« Comme l’époux tardait, toutes s’assoupirent et s’endormirent. » (Matthieu 25, 5)

Comme dans la parabole biblique des vierges sages et des vierges folles, rester vigilants et prêts à accueillir l’époux nous semble être le meilleur plan du moment. Et même si le théâtre comme lieu où les histoires se racontent anime toujours nos débats, nous ne pouvons que constater que tous, nous sommes traversés par les récits.Et puis, soudain, une histoire insensée obsède. Obsédante parce que très belle et gorgée de sens, de liens et de coïncidences. Elle apparaît sans crier gare et envahit avec douceur toutes les arcades alvéolées du cerveau. Elle ressemble à un conte ancien, un dérivé populaire de mythologie qui aurait franchi le temps et les mers pour parvenir jusqu’à nos peaux. Une odyssée où Pénélope se pare de l’étoffe de l’héroïne que le chagrin rend belle et digne jusqu’aux dernières lueurs. Car il s’agit avant tout d’une affaire d’épiderme. Ils s’aimaient comme on s’aime quand on est adolescent, mais il faut injecter du tragique dans les nervures pour qu’une histoire puisse prendre l’ampleur d’une légende. Imbiber les veines. Ainsi, lui disparaît mystérieusement dans une contrée lointaine. Elle, depuis près de mille ans, l’attend.

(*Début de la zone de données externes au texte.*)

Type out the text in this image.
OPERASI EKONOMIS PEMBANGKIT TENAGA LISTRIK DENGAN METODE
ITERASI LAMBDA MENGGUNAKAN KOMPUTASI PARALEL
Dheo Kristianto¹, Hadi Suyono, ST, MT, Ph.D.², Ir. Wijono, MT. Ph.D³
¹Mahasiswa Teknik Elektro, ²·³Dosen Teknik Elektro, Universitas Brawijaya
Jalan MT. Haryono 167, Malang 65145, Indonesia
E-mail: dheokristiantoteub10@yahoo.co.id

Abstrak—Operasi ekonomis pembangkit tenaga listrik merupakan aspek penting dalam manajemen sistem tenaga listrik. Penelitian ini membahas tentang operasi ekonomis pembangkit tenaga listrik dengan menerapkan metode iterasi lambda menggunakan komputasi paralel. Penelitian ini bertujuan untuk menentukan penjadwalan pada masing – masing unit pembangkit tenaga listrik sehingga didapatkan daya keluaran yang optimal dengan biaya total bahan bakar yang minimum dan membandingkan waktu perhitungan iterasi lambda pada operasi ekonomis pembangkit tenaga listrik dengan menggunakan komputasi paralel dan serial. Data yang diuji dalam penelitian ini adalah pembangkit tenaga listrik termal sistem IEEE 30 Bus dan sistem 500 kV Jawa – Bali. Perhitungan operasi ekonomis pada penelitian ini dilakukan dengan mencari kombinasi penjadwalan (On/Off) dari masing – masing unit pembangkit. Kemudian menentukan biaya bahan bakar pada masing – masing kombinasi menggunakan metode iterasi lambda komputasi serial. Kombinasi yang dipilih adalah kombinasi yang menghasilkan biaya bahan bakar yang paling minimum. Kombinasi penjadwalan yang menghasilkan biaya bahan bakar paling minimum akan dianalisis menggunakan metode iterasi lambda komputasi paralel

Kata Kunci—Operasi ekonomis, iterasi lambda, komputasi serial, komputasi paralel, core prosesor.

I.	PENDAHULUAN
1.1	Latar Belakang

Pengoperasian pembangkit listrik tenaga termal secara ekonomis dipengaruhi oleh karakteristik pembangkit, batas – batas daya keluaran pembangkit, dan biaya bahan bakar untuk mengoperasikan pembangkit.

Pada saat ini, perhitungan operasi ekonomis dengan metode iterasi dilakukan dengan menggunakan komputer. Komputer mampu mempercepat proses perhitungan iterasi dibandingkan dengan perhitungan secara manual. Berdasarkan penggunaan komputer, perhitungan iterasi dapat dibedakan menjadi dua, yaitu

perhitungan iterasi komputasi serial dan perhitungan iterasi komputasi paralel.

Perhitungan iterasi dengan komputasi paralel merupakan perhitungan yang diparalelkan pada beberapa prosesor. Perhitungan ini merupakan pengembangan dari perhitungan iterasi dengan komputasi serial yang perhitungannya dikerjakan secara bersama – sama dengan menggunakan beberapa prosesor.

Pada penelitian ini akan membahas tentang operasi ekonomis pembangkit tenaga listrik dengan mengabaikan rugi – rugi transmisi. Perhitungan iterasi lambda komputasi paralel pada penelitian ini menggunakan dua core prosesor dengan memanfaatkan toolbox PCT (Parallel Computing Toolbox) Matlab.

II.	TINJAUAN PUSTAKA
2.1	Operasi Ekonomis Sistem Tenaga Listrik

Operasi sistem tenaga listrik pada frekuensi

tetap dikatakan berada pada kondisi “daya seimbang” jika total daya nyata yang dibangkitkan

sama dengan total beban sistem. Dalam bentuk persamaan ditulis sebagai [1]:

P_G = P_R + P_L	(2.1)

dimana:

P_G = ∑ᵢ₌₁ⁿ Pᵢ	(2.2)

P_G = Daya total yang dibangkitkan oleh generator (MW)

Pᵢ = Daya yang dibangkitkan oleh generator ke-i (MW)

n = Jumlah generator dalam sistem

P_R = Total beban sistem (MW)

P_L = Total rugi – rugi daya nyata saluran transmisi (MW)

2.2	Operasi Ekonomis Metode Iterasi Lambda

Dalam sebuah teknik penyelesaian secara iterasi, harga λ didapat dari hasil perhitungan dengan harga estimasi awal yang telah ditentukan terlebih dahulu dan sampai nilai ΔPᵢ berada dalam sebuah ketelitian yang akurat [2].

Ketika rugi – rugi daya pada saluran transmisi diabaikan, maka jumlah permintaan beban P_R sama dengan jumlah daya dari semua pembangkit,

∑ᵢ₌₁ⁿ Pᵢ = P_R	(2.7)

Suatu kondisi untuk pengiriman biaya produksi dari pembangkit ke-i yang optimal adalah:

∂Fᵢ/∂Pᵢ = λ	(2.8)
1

Toucher du doigt ce qu’aimer peut vouloir dire. Pas théoriquement, pas idéalement, pas quotidiennement, non, ici nous approchons du mystère limpide de l’agapé. Il ne reste en elle que le souvenir d’avoir un cœur et de l’avoir perdu, et nous, témoin privilégié, sommes là pour nous laisser conquérir par cette absence. La terre en jachère prend la couleur de ses souvenirs. « Ton amour perdu ne le formole pas, porte-le en majesté », disent les amis les soirs de tristesse. Depuis que Pénélope est entrée dans nos nuits, ce sont les traces et les fantômes qui occupent nos journées, et nos pores appellent aussi celui qui n’est plus là. La peau se marque d’empreintes invisibles ou délavées mais indélébiles, sédiments incrustés que la mémoire rappelle à la surface. Sa peau l’attend toujours, la nôtre aussi, par capillarité.